The above character-finding technique also works on the function keys of the VIC-20 and Commodore 64. You won't usually want to print these, of course, but it's often useful to detect these keys after reading the keyboard with subroutine GETIN at $FFE4. The function keys can give you very user-friendly programs.

Output Control

The same sort of question crops up for outputting to devices. Users ask, "How do I make my printer do certain lines in text mode?" When questioned as to how they do it in BASIC, the reply is something like, "Easy: I just prefix each new line with a cursor-down character." Fine. The same character exists in machine language (decimal 17, hex $11). Send it at the right time and the printer will do the appropriate thing.

It seems odd having to explain that peripheral devices don't even know what languages are sending data to it; when the right characters are delivered, the appropriate thing happens. But many users have a mental block. Somehow, machine language is suspected of making all the mechanical parts work in a different manner. 'Tain't so. It's the same machine and the same system.

Disk systems are especially tricky in some users' minds. Although it seems natural to them to open a data channel for writing using a name such as 0:DFILE,S,W in BASIC, they come unglued when it's time to do the same job in machine language. They have the name DFILE but somehow can't cope with the idea of tacking on a, S, W behind it before opening the file.

The same mental gap occurs when it's time to scratch a file. In BASIC, users know that all they have to do is to open the command channel (secondary address 15), and then send "S0-.FILENAME" to this command channel in order to scratch the file. It works the same way in machine language, of course.

Yet it sometimes seems that all we need to do is pick up a book on machine language and all the knowledge we have learned about the machine fades away into the distance.

Character Confusion

Sometimes, the confusion is understandable because of the way BASIC sends values. If BASIC outputs a value K (with a statement such as PRINT# … K) it breaks the value into separate digits. In other words, if K is 13, BASIC will send a space, a numeric 1 character, and a numeric 3 character. A machine language programmer with a value of 13 to send might just load it into the A register and send it. But that's not a value—that's just a carriage return character.
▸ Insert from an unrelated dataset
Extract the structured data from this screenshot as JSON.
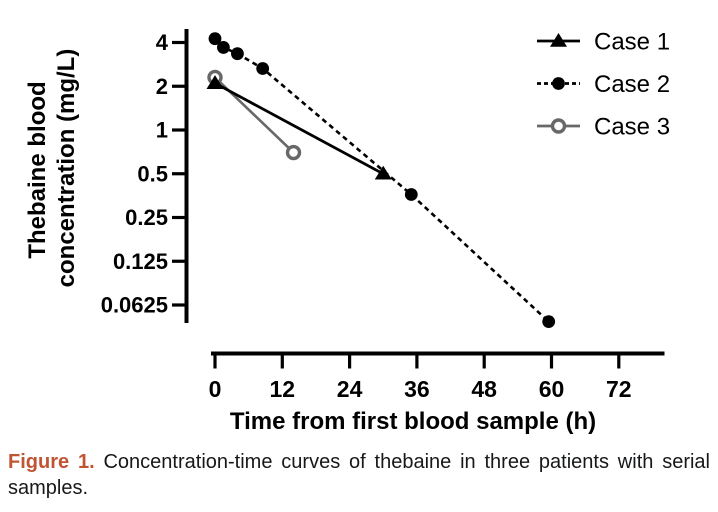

We must convert the value to decimal, and then the characters to ASCII, before sending.

On the other hand, if BASIC sends a character with CHR$(..), such as is done with the M-R and M-W commands, machine language can send the value directly.
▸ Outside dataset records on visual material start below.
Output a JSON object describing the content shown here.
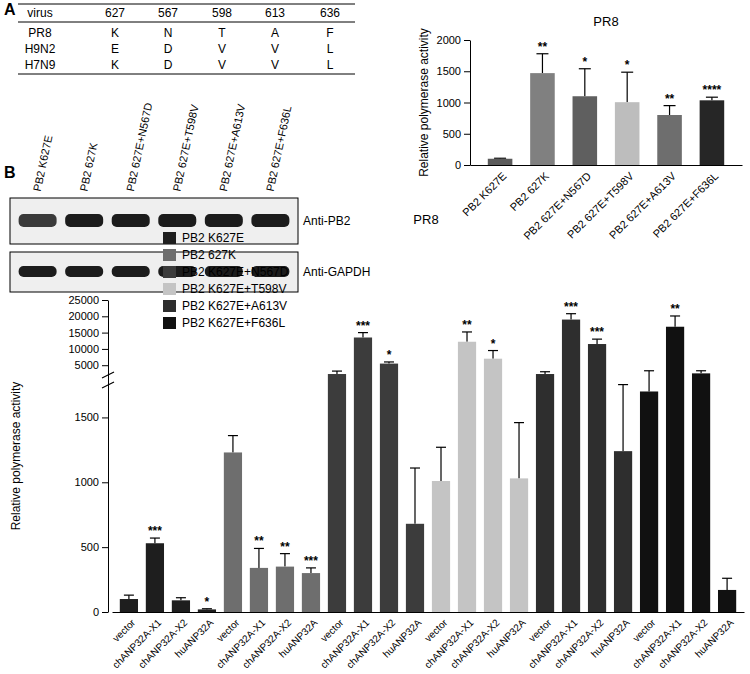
{
  "panel_labels": [
    "A",
    "B"
  ],
  "table": {
    "header": [
      "virus",
      "627",
      "567",
      "598",
      "613",
      "636"
    ],
    "rows": [
      [
        "PR8",
        "K",
        "N",
        "T",
        "A",
        "F"
      ],
      [
        "H9N2",
        "E",
        "D",
        "V",
        "V",
        "L"
      ],
      [
        "H7N9",
        "K",
        "D",
        "V",
        "V",
        "L"
      ]
    ]
  },
  "blot": {
    "lanes": [
      "PB2 K627E",
      "PB2 627K",
      "PB2 627E+N567D",
      "PB2 627E+T598V",
      "PB2 627E+A613V",
      "PB2 627E+F636L"
    ],
    "antibodies": [
      "Anti-PB2",
      "Anti-GAPDH"
    ]
  },
  "chart_data": [
    {
      "type": "bar",
      "title": "PR8",
      "y_label": "Relative polymerase activity",
      "categories": [
        "PB2 K627E",
        "PB2 627K",
        "PB2 627E+N567D",
        "PB2 627E+T598V",
        "PB2 627E+A613V",
        "PB2 627E+F636L"
      ],
      "values": [
        100,
        1470,
        1100,
        1005,
        800,
        1035
      ],
      "errors": [
        8,
        310,
        440,
        480,
        150,
        50
      ],
      "significance": [
        null,
        "**",
        "*",
        "*",
        "**",
        "****"
      ],
      "colors": [
        "#5a5a5a",
        "#808080",
        "#5f5f5f",
        "#bdbdbd",
        "#6e6e6e",
        "#262626"
      ],
      "ylim": [
        0,
        2000
      ],
      "yticks": [
        0,
        500,
        1000,
        1500,
        2000
      ]
    },
    {
      "type": "bar",
      "title": "PR8",
      "y_label": "Relative polymerase activity",
      "categories": [
        "vector",
        "chANP32A-X1",
        "chANP32A-X2",
        "huANP32A"
      ],
      "series": [
        {
          "name": "PB2 K627E",
          "color": "#1e1e1e",
          "values": [
            100,
            530,
            90,
            20
          ],
          "errors": [
            30,
            40,
            20,
            5
          ],
          "significance": [
            null,
            "***",
            null,
            "*"
          ]
        },
        {
          "name": "PB2 627K",
          "color": "#6e6e6e",
          "values": [
            1230,
            340,
            350,
            300
          ],
          "errors": [
            130,
            150,
            100,
            40
          ],
          "significance": [
            null,
            "**",
            "**",
            "***"
          ]
        },
        {
          "name": "PB2 K627E+N567D",
          "color": "#3c3c3c",
          "values": [
            2300,
            13500,
            5500,
            680
          ],
          "errors": [
            900,
            1500,
            500,
            430
          ],
          "significance": [
            null,
            "***",
            "*",
            null
          ]
        },
        {
          "name": "PB2 K627E+T598V",
          "color": "#c4c4c4",
          "values": [
            1010,
            12200,
            7000,
            1030
          ],
          "errors": [
            260,
            3000,
            2500,
            430
          ],
          "significance": [
            null,
            "**",
            "*",
            null
          ]
        },
        {
          "name": "PB2 K627E+A613V",
          "color": "#2e2e2e",
          "values": [
            2300,
            19000,
            11500,
            1240
          ],
          "errors": [
            700,
            1800,
            1500,
            520
          ],
          "significance": [
            null,
            "***",
            "***",
            null
          ]
        },
        {
          "name": "PB2 K627E+F636L",
          "color": "#111111",
          "values": [
            1700,
            16800,
            2500,
            170
          ],
          "errors": [
            1600,
            3300,
            800,
            90
          ],
          "significance": [
            null,
            "**",
            null,
            null
          ]
        }
      ],
      "ylim": [
        0,
        25000
      ],
      "yticks": [
        0,
        500,
        1000,
        1500,
        5000,
        10000,
        15000,
        20000,
        25000
      ],
      "axis_break": [
        1750,
        2000
      ],
      "legend": "upper left"
    }
  ]
}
So how would we initiate a block read in machine language? First, examine how it would be done in BASIC. To do a direct block read, we must open the command channel and open a data channel. Let's assume that we have done this using OPEN 15,8,15 and OPEN 1,8,2,"#".
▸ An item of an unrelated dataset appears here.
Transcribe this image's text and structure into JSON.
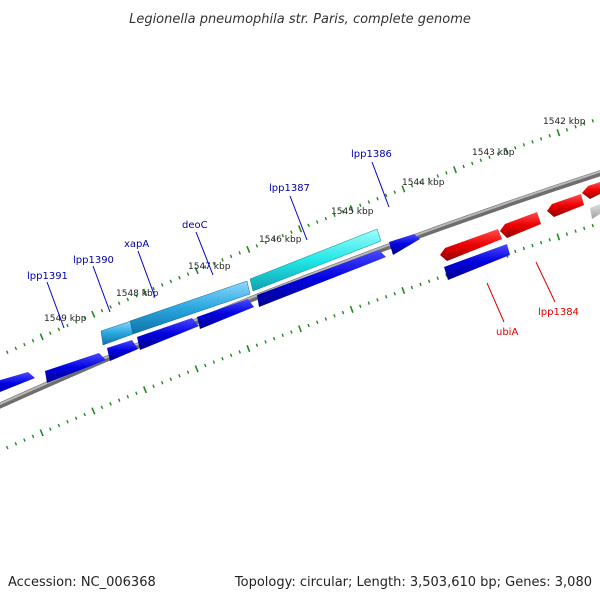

When this has been done, we finally give the command for the block read with:

PRINT#15, "U1 : 2, O," ;25, 14

This would read drive 0, track 25, sector 14. The value of 2, by the way, is the secondary address of the data file. Command Ul, by the way, is preferable to its equivalent B-R for doing a block read.

In machine language, we would open the print path with LDX #15 and JSR $FFC9. We would then send the U, followed by 1, then the colon, the two, the comma, the zero, and the sec­nd comma.

Now comes the part where we need to be careful—not tricky, just careful. The track number, in this case 25, must be broken into two digits, the two and the five. That's not hard: Such a simple division could be accomplished by repeatedly comparing the value to 10, subtracting if necessary, and counting how many times we subtract. Two subtractions leave five: We send space, ASCII two, ASCII five. Now we do the same thing with the sector value and we're done. To keep precisely to the BASIC syntax, we'd also send a Return before disconnecting from the print path.

Yes, it does work like BASIC. Yes, I'd work out a logic flow in BASIC before diving directly into machine language. But ultimately, I'd feel quite secure: If it works in BASIC, it must also work in machine language.

Once you get a wholesome feeling for your machine, the language you use becomes less significant. After all, a language—any language—is just a tool to help you get the job done.